Friday 30 September 2016

Time Patrol Generations

"Gibraltar Falls" confirms yet again that Manse Everard was recruited to the Time Patrol in 1954 which means that it was a mistake, maybe on Everard's part, when he thought "1957" in "The Year Of The Ransom." Tom Namura was recruited in 1972, which makes him a contemporary of one of Everard's class-mates. 1850-2000 is regarded as a single period by the Patrol although there are major cultural differences within it. Dard Kelm recommends the hunting around the Academy whereas Wanda Tamberly hunts animals only with a camera, not with a gun.

On the gap between 1954 and 1972, Nomura reflects:

"The upheavals of that generation were bubble pops against what had happened before and what would happen after." (Time Patrol, p. 114)

Carl Farness was young in the 1960s and 7's but a doctor on the Moon in 2319 tells him that moral fashions come and go. Everard and Nomura were not in the same class at the Academy. When they meet, Nomura is twenty five and newly graduated whereas Everard is a veteran. Nomura suspects that Everard has seen enough existence to become more foreign to him than someone born two millennia later than either of them.

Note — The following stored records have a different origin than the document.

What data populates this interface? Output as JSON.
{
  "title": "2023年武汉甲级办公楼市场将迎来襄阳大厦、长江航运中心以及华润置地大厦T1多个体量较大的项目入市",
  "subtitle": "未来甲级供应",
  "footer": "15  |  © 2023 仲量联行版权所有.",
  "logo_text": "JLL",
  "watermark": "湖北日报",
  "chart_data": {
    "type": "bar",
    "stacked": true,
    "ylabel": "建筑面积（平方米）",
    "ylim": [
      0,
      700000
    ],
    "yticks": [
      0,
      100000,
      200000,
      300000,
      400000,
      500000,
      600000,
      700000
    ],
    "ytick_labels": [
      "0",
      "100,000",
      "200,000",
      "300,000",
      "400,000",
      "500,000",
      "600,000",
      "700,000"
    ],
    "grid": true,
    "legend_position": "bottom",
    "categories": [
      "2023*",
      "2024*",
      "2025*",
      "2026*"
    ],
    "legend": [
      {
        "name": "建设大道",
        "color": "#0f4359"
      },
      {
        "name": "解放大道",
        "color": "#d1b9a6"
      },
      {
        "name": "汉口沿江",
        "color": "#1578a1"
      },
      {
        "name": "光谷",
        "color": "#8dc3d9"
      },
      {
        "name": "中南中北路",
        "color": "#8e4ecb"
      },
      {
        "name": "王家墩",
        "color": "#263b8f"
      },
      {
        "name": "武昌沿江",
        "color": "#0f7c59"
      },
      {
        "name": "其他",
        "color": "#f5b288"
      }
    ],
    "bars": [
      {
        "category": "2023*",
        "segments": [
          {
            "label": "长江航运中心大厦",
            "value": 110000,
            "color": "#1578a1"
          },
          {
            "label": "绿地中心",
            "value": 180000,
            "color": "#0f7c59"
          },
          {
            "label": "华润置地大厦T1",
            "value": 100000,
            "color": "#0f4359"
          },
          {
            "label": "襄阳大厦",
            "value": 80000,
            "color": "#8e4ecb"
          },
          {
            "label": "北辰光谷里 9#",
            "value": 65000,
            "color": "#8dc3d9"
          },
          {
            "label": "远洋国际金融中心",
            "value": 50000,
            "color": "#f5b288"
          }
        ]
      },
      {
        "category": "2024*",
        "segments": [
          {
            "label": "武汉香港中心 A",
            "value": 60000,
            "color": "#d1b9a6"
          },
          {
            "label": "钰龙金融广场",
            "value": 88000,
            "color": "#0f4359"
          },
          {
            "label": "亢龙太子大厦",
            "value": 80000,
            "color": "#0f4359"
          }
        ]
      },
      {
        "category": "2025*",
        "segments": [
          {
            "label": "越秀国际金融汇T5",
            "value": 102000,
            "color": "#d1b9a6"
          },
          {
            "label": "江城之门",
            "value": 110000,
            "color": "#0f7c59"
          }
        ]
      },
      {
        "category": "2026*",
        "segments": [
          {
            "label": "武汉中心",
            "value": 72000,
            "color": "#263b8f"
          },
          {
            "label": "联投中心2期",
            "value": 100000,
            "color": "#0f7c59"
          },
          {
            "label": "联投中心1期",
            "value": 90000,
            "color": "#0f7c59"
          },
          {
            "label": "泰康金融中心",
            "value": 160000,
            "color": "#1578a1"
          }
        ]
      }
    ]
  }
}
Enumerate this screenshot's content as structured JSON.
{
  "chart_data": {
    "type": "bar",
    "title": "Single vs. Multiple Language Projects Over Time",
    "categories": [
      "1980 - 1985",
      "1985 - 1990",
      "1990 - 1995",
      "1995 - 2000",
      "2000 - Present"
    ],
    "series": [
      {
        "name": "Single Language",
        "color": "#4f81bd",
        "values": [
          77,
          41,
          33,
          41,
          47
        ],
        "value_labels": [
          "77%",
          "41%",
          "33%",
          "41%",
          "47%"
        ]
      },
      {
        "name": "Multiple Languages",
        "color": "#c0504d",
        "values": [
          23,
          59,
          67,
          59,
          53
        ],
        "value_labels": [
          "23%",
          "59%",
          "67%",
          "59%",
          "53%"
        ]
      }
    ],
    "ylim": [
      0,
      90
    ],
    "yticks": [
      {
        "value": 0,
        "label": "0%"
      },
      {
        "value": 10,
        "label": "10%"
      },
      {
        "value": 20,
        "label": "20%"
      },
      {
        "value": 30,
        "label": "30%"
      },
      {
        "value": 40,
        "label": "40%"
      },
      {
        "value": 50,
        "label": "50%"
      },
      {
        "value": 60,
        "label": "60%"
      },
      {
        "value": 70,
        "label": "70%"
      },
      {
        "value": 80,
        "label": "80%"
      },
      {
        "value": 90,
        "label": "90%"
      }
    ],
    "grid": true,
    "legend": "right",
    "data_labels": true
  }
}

Longevity treatment, endless time travel, memories of deleted timelines, always returning to home base immediately after leaving it, knowledge of the future, a career apparently without any retirement, eventually moving to another milieu and then another - surely, after all that, an Unattached agent of the Time Patrol would no longer be human?

3 comments:

Sean M. Brooks said...

Kaor, Paul!

Actually, I think some Patrol agents DO retire. If only because I believe some will become too emotionally and mentally worn out to remain good field agents. For all we know, the exile planet might also be used for housing exhausted agents.

Sean

S.M. Stirling said...

I suspect Danellian psychology could handle PTSD -- there are quite drastic differences in how often people from different cultures exhibit those symptoms even today.

Sean M. Brooks said...

Dear Mr. Stirling,

I should have thought of that--that Danellian psychologists (can that word still be used for some Danellians?) can prevent some or most Patrol agents from the effects of PTSD.